- Born: 1 January 1998 Iraq
- Died: 5 December 2011 (aged 13) Stolzenau, Lower Saxony, Germany
- Cause of death: Gunshot
- Resting place: Hanover-Lahe city cemetery, Hanover
- Known for: Victim of an alleged honor killing
- Parent: Ali Askar Hasso Barakat (father)

= Souzan Barakat =

German Yazidi murder victim (1998–2011)

Souzan Barakat (1 January 1998 – 5 December 2011) was a 13-year-old Yazidi girl who was shot dead by her father Ali Askar Hasso Barakat on the street in Stolzenau, Lower Saxony, Germany.

Her murder was described as an honor killing in some media and by some investigators and caused horror beyond the borders of Germany.

== Life ==
Souzan Barakat was a Yazidi girl who came to Germany with her family from Iraq in 2001. She attended the 5th grade of a secondary school in Nienburg, where the family had lived since 2008. She had three younger brothers and is said to have been living in the Überflieger youth facility (which was looked after by the Nienburg youth welfare office) in Asendorf in the Diepholz district, for four months before the crime.

== Murder ==
=== Course of the murder ===
During the time that she was being cared for by the youth welfare office, her father Ali Askar Hasso Barakat (alias: Sallah Ali Mischko) is said to have tried to have her admitted to psychiatry with a report that a fellow countryman had prepared for him.
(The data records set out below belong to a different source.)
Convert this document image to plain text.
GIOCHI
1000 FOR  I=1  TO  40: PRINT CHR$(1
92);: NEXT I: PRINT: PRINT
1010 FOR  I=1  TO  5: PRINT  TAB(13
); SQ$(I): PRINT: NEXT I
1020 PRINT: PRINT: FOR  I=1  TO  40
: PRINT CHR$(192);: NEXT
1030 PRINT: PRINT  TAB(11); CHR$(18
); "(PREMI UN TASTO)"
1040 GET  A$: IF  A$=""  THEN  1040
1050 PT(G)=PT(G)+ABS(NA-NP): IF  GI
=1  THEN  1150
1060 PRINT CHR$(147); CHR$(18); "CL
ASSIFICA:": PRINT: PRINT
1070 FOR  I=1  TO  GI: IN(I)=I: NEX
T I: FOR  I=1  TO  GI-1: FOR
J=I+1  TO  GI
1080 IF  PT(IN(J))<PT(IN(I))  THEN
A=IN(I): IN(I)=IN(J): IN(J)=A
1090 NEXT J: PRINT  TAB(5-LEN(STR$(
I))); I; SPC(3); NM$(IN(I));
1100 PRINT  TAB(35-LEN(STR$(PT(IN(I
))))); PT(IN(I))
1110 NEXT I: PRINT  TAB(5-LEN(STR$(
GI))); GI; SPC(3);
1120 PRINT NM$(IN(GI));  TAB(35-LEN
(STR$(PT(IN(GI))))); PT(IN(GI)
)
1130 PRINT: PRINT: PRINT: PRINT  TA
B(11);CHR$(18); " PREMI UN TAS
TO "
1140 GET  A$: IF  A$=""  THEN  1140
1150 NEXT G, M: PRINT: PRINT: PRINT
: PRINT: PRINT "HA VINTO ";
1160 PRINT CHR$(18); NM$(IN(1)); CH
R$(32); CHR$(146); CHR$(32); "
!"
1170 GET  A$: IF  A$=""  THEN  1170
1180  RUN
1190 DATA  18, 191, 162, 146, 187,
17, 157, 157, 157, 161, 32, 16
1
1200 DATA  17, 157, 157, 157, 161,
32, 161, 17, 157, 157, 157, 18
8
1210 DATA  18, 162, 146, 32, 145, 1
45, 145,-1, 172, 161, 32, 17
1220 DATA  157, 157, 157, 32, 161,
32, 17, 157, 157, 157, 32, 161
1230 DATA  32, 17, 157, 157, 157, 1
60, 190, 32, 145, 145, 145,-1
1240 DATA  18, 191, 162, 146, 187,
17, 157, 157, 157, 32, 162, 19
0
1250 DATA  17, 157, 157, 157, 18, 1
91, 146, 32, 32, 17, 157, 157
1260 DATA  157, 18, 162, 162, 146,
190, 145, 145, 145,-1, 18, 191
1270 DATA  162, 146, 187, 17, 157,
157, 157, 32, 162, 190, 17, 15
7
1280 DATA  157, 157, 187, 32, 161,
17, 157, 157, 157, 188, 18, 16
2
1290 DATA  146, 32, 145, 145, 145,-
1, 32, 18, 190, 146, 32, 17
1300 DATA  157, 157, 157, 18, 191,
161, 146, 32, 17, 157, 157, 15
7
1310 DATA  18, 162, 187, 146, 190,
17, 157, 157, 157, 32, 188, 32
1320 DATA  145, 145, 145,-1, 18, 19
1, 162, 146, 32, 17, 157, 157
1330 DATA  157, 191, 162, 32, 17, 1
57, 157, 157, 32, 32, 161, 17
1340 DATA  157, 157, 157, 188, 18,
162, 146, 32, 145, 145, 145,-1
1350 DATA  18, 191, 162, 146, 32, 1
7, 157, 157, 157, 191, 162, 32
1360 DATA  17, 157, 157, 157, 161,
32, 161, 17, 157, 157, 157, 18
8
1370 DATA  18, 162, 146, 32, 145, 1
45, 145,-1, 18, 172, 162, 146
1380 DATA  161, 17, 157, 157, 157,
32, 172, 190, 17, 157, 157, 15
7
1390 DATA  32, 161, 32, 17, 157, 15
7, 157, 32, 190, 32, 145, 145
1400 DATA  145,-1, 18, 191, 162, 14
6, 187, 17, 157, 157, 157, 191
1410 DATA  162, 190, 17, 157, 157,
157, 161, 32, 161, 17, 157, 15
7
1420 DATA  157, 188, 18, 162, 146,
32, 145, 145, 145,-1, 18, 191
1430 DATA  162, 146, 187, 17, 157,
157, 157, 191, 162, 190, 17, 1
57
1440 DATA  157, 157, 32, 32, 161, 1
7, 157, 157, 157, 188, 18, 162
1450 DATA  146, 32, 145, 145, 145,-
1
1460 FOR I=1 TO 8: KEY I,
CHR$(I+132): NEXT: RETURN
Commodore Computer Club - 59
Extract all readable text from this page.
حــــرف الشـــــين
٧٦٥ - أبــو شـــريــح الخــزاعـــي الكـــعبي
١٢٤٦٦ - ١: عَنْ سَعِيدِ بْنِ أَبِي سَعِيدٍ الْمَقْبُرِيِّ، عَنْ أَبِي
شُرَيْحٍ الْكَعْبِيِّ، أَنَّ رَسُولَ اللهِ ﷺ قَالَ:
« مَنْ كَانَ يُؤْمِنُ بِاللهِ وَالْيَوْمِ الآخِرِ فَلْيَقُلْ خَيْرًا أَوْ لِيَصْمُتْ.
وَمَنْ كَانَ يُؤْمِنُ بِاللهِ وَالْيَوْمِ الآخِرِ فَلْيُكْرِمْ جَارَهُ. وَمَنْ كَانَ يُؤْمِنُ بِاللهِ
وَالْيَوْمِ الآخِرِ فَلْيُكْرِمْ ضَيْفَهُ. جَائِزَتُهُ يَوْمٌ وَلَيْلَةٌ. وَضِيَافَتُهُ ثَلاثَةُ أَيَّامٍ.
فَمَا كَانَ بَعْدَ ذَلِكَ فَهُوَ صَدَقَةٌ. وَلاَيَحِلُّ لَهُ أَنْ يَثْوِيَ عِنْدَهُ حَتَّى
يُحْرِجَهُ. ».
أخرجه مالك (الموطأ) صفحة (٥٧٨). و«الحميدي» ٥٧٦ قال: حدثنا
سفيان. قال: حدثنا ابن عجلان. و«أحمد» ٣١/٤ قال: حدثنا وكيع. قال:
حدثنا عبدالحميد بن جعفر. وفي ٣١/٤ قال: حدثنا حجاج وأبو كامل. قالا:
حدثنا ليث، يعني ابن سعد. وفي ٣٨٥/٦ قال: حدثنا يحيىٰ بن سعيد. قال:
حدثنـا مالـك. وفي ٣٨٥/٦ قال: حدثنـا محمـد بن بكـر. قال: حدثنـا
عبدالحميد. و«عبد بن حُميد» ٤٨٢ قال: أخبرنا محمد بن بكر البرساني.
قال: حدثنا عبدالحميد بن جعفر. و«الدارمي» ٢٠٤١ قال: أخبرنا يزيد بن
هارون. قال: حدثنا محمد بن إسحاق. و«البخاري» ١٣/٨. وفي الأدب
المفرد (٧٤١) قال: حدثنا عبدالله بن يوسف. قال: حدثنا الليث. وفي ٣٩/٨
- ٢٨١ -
On 5 December 2011, a conversation between Souzan and her parents was to take place in the youth welfare office in Stolzenau. On that day her father Ali Askar Hasso Barakat is said to have killed her with six shots in front of the youth welfare office on the street. Souzan's mother was present at the crime. It is disputed whether the act was a so-called honor killing. The father (35 years old at the time of the crime) then fled in his car. The getaway car was discovered in Minden on December 7, 2011. After the crime, the mother and her three sons also went into hiding. In October 2012, the murder weapon (a pistol) was discovered in the getaway car after the getaway car was sold by the public prosecutor in Verden. The new owner of the getaway car had found the murder weapon under a cover in the front footwell while cleaning the vehicle. On December 14, 2011, Souzan Barakat's body was buried in the Hanover-Lahe city cemetery. There is a burial ground there especially for Yazidis. About 250 people attended the funeral.

=== Manhunt ===
The public prosecutor's office in Verden offered a 10,000 euro reward for information leading to the arrest of the perpetrator. The case was broadcast twice in September 2013 in the program Aktenzeichen XY… ungelöst on ZDF. The perpetrator could not be caught until today (2025).

=== Motive for murder ===
The exact motive for the murder of the perpetrator is unknown, as the perpetrator has not yet been caught. According to SPIEGEL, the perpetrator's motive for murder could have been custody of the child, which the district of Nienburg wanted to withdraw from the parents. The Stuttgarter Zeitung stated that the perpetrator killed his daughter because she wanted a life of freedom.

== Court process ==
In the Souzan Barakat case, the first trial took place on 4 December 2012. A 60-year-old doctor from Landesbergen was accused. The doctor was accused of having prepared an incorrect certificate on the state of health of the Souzan Barakat. The accused refused to testify. The process is to be continued.

== Reactions ==
The Central Council of Ezidis in Germany, which was formerly based in Oldenburg, condemned the murder of the Yazidi girl Souzan Barakat by her father Ali Askar Hasso Barakat and described the act as an "inhumane act". According to a spokesman for the Central Council of Ezidis in Germany, the crime is incompatible with Yazidi culture.